Colombia is experiencing one of the sharpest demographic shifts in its history, with birthrates plunging by over a third in the last decade, raising concerns over the country’s economic future and the strain an aging population could place on public services.
According to new data released by the national statistics agency, Dane, 453,901 babies were born in Colombia last year, a decline of 12% compared with 2023 and 31.3% lower than in 2015. That represents more than 200,000 fewer births in just 10 years.
The trend shows little sign of stabilizing. Preliminary figures from the first seven months of 2025 recorded 243,870 births, down 6.6% from the same period in 2024. If the pace continues, Colombia could end this year with its lowest number of births in modern history.
“This is a structural shift, not a temporary fluctuation,” stated the Bogotá-based economic think tank Anif. “Families are smaller, more people are delaying or avoiding parenthood, and the costs of raising children are simply too high.”
Cost of living, lifestyle changes
Researchers point to a range of factors behind the decline. The rising cost of living – from housing to healthcare to education – is consistently cited as the main deterrent. “Criar un hijo es demasiado caro” (“raising a child is too expensive”), was the leading response to a recent survey conducted by El Colombiano newspaper.
Other reasons include changing lifestyles. More Colombians are choosing to live alone or remain in smaller households, while many prioritize careers or higher education over early family formation. The country has also seen a marked cultural shift toward later marriage or foregoing it entirely.
These patterns reflect a broader phenomenon across Latin America, where fertility rates have fallen sharply in recent decades. In Colombia, the fertility rate is now estimated at around 1.6 children per woman, far below the replacement level of 2.1 needed to keep the population stable without immigration.
Colombia’s demographic shift mirrors a global trend. Fertility rates that averaged five children per woman in the 1970s have fallen to 2.2 worldwide today. The global average is projected to slip below replacement level by 2050, far earlier than the United Nations had previously forecast.

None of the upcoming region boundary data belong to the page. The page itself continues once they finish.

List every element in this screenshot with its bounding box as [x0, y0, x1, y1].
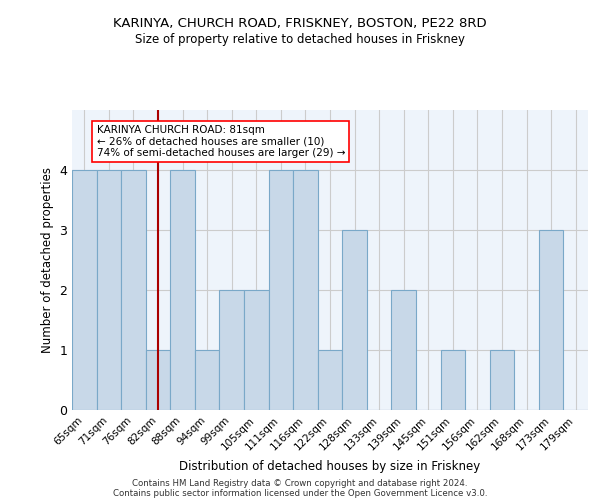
- Bar: [220, 290, 244, 410]
- Bar: [170, 170, 195, 410]
- Bar: [490, 350, 514, 410]
- Bar: [97, 170, 121, 410]
- Text: KARINYA CHURCH ROAD: 81sqm
← 26% of detached houses are smaller (10)
74% of semi: KARINYA CHURCH ROAD: 81sqm ← 26% of deta…: [97, 125, 345, 158]
- Bar: [72, 170, 97, 410]
- Bar: [244, 290, 269, 410]
- Text: Contains public sector information licensed under the Open Government Licence v3: Contains public sector information licen…: [113, 488, 487, 498]
- Bar: [440, 350, 465, 410]
- Bar: [269, 170, 293, 410]
- Text: KARINYA, CHURCH ROAD, FRISKNEY, BOSTON, PE22 8RD: KARINYA, CHURCH ROAD, FRISKNEY, BOSTON, …: [113, 18, 487, 30]
- Bar: [195, 350, 220, 410]
- Bar: [121, 170, 146, 410]
- Bar: [146, 350, 170, 410]
- Y-axis label: Number of detached properties: Number of detached properties: [41, 167, 53, 353]
- Bar: [293, 170, 318, 410]
- X-axis label: Distribution of detached houses by size in Friskney: Distribution of detached houses by size …: [179, 460, 481, 473]
- Bar: [391, 290, 416, 410]
- Bar: [539, 230, 563, 410]
- Text: Size of property relative to detached houses in Friskney: Size of property relative to detached ho…: [135, 32, 465, 46]
- Text: Contains HM Land Registry data © Crown copyright and database right 2024.: Contains HM Land Registry data © Crown c…: [132, 478, 468, 488]
- Bar: [342, 230, 367, 410]
- Bar: [318, 350, 342, 410]
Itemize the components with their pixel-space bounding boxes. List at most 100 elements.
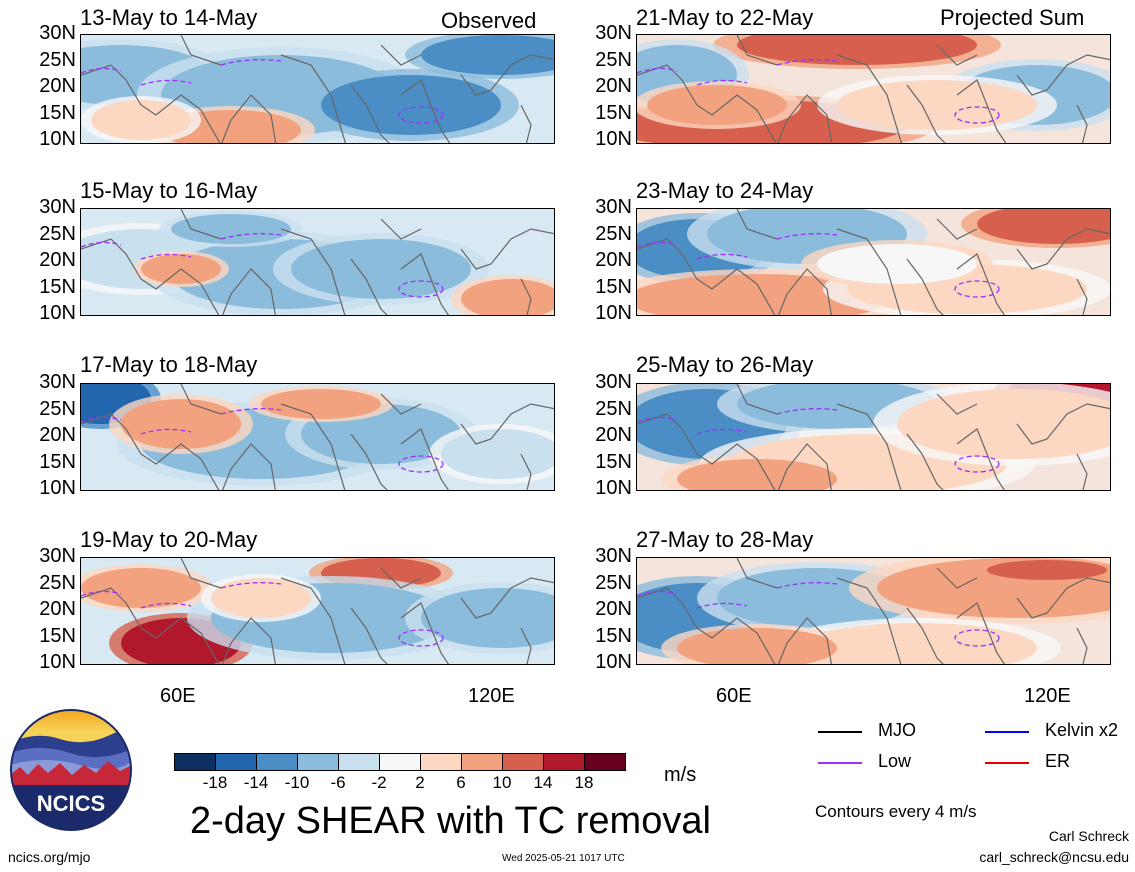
map-panel-8: [636, 557, 1111, 665]
lon-label-120e-left: 120E: [468, 685, 515, 707]
colorbar-swatch: [256, 753, 298, 771]
lat-label: 20N: [595, 424, 632, 446]
map-panel-7: [636, 383, 1111, 491]
lat-label: 25N: [595, 48, 632, 71]
lat-label: 30N: [595, 196, 632, 218]
colorbar-tick-label: 18: [574, 773, 594, 792]
lat-label: 10N: [595, 651, 632, 673]
lat-label: 15N: [39, 624, 76, 647]
legend-label-er: ER: [1045, 751, 1071, 771]
lat-label: 15N: [595, 624, 632, 647]
colorbar-swatch: [215, 753, 257, 771]
lat-label: 30N: [39, 371, 76, 393]
lat-label: 25N: [39, 571, 76, 594]
colorbar-tick-label: 10: [492, 773, 512, 792]
colorbar-swatch: [584, 753, 626, 771]
map-panel-6: [636, 208, 1111, 316]
lat-label: 15N: [595, 275, 632, 298]
lat-label: 25N: [595, 397, 632, 420]
lat-label: 25N: [39, 48, 76, 71]
panel-title-3: 17-May to 18-May: [80, 352, 258, 377]
lat-label: 30N: [595, 371, 632, 393]
panel-title-2: 15-May to 16-May: [80, 178, 258, 203]
lat-label: 25N: [39, 397, 76, 420]
ncics-logo: NCICS: [10, 709, 132, 831]
colorbar-swatch: [379, 753, 421, 771]
colorbar-tick-label: 6: [456, 773, 466, 792]
colorbar-tick-label: -2: [371, 773, 387, 792]
colorbar-swatch: [297, 753, 339, 771]
colorbar-swatch: [174, 753, 216, 771]
lon-label-60e-right: 60E: [716, 685, 752, 707]
lat-label: 30N: [595, 545, 632, 567]
colorbar-tick-label: -6: [330, 773, 346, 792]
colorbar-unit: m/s: [664, 764, 697, 786]
map-panel-3: [80, 383, 555, 491]
colorbar-swatch: [502, 753, 544, 771]
legend-line-mjo: [818, 731, 862, 733]
contour-note: Contours every 4 m/s: [815, 802, 977, 821]
lat-label: 25N: [595, 222, 632, 245]
lat-label: 30N: [595, 22, 632, 44]
map-panel-1: [80, 34, 555, 144]
panel-tag-observed: Observed: [441, 8, 537, 33]
lat-label: 15N: [595, 450, 632, 473]
lat-label: 20N: [595, 75, 632, 97]
lat-label: 10N: [39, 128, 76, 150]
lat-label: 30N: [39, 196, 76, 218]
colorbar-swatch: [420, 753, 462, 771]
lat-label: 20N: [39, 598, 76, 620]
map-panel-2: [80, 208, 555, 316]
lat-label: 15N: [39, 275, 76, 298]
panel-title-4: 19-May to 20-May: [80, 527, 258, 552]
legend-line-low: [818, 762, 862, 764]
colorbar-swatch: [338, 753, 380, 771]
footer-author: Carl Schreck: [1048, 828, 1129, 844]
legend-line-er: [985, 762, 1029, 764]
lat-label: 15N: [39, 101, 76, 124]
colorbar-swatch: [461, 753, 503, 771]
panel-title-5: 21-May to 22-May: [636, 5, 814, 30]
panel-title-6: 23-May to 24-May: [636, 178, 814, 203]
panel-title-8: 27-May to 28-May: [636, 527, 814, 552]
lat-label: 15N: [595, 101, 632, 124]
lat-label: 20N: [39, 249, 76, 271]
lat-label: 10N: [595, 302, 632, 324]
lat-label: 10N: [39, 651, 76, 673]
map-panel-4: [80, 557, 555, 665]
lat-label: 15N: [39, 450, 76, 473]
logo-text: NCICS: [37, 791, 105, 816]
panel-title-7: 25-May to 26-May: [636, 352, 814, 377]
footer-timestamp: Wed 2025-05-21 1017 UTC: [502, 853, 625, 864]
lat-label: 10N: [39, 302, 76, 324]
main-title: 2-day SHEAR with TC removal: [190, 800, 711, 842]
lat-label: 30N: [39, 22, 76, 44]
lat-label: 30N: [39, 545, 76, 567]
lon-label-60e-left: 60E: [160, 685, 196, 707]
colorbar-tick-label: 2: [415, 773, 425, 792]
panel-tag-projected: Projected Sum: [940, 5, 1085, 30]
lat-label: 20N: [39, 424, 76, 446]
legend-label-kelvin: Kelvin x2: [1045, 720, 1119, 740]
colorbar-swatch: [543, 753, 585, 771]
panel-title-1: 13-May to 14-May: [80, 5, 258, 30]
footer-email[interactable]: carl_schreck@ncsu.edu: [979, 849, 1129, 865]
legend-line-kelvin: [985, 731, 1029, 733]
map-panel-5: [636, 34, 1111, 144]
lat-label: 20N: [595, 249, 632, 271]
lat-label: 25N: [39, 222, 76, 245]
legend-label-low: Low: [878, 751, 912, 771]
footer-site-link[interactable]: ncics.org/mjo: [8, 849, 91, 865]
legend-label-mjo: MJO: [878, 720, 916, 740]
lat-label: 10N: [595, 477, 632, 499]
colorbar-tick-label: -18: [202, 773, 228, 792]
colorbar-tick-label: -10: [284, 773, 310, 792]
lat-label: 10N: [39, 477, 76, 499]
lat-label: 25N: [595, 571, 632, 594]
lon-label-120e-right: 120E: [1024, 685, 1071, 707]
lat-label: 20N: [595, 598, 632, 620]
colorbar-tick-label: -14: [243, 773, 269, 792]
lat-label: 10N: [595, 128, 632, 150]
colorbar-tick-label: 14: [533, 773, 553, 792]
lat-label: 20N: [39, 75, 76, 97]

The UN Population Fund (UNFPA), in its State of the World Population report released in June, warned that the reasons behind the decline go beyond cultural changes. Of the 14,000 people surveyed in 14 countries across Europe, Asia, Africa and the Americas, 39% cited financial limitations as the main factor preventing them from having children. Job insecurity was cited by 21% and fears about the future – including climate change and war – by 19%.
“Fertility decline is not primarily about people rejecting parenthood,” UNFPA said. “It is about people being denied the opportunity to form the families they want.”
Countries such as South Korea, which now has the world’s lowest fertility rate, have rolled out aggressive incentives including housing subsidies and child allowances, with limited success. European nations like Italy and Spain have also struggled to reverse declines despite pro-family policies.
For Colombia, the demographic challenge could reshape its labor market, pension system and healthcare infrastructure in the coming decades. A shrinking younger generation means fewer workers to support a growing elderly population, potentially straining public finances and slowing economic growth.
The country’s population, currently above 50 million, is still growing, but at a much slower pace. Projections suggest it could peak around mid-century before facing a sharp deceleration.
Demographers also caution that the social consequences are likely to emerge gradually but persistently. “It’s not tomorrow, but in 20 years the impact will be clear,” said economist María Fernanda Silva of the Universidad de los Andes. “Colombia risks entering the same cycle that developed nations face – aging populations with fewer taxpayers to sustain pensions, healthcare and social programs.”
With the focus on tackling the internal conflict and economic pressures such as inflation and unemployment, successive Colombian governments have yet to devise a comprehensive strategy toward long-term population decline. “This is not just a Colombian issue – it’s a global realignment of demographics,” concludes Anif. “But the speed of the change in Colombia makes it particularly urgent to consider how to adapt.”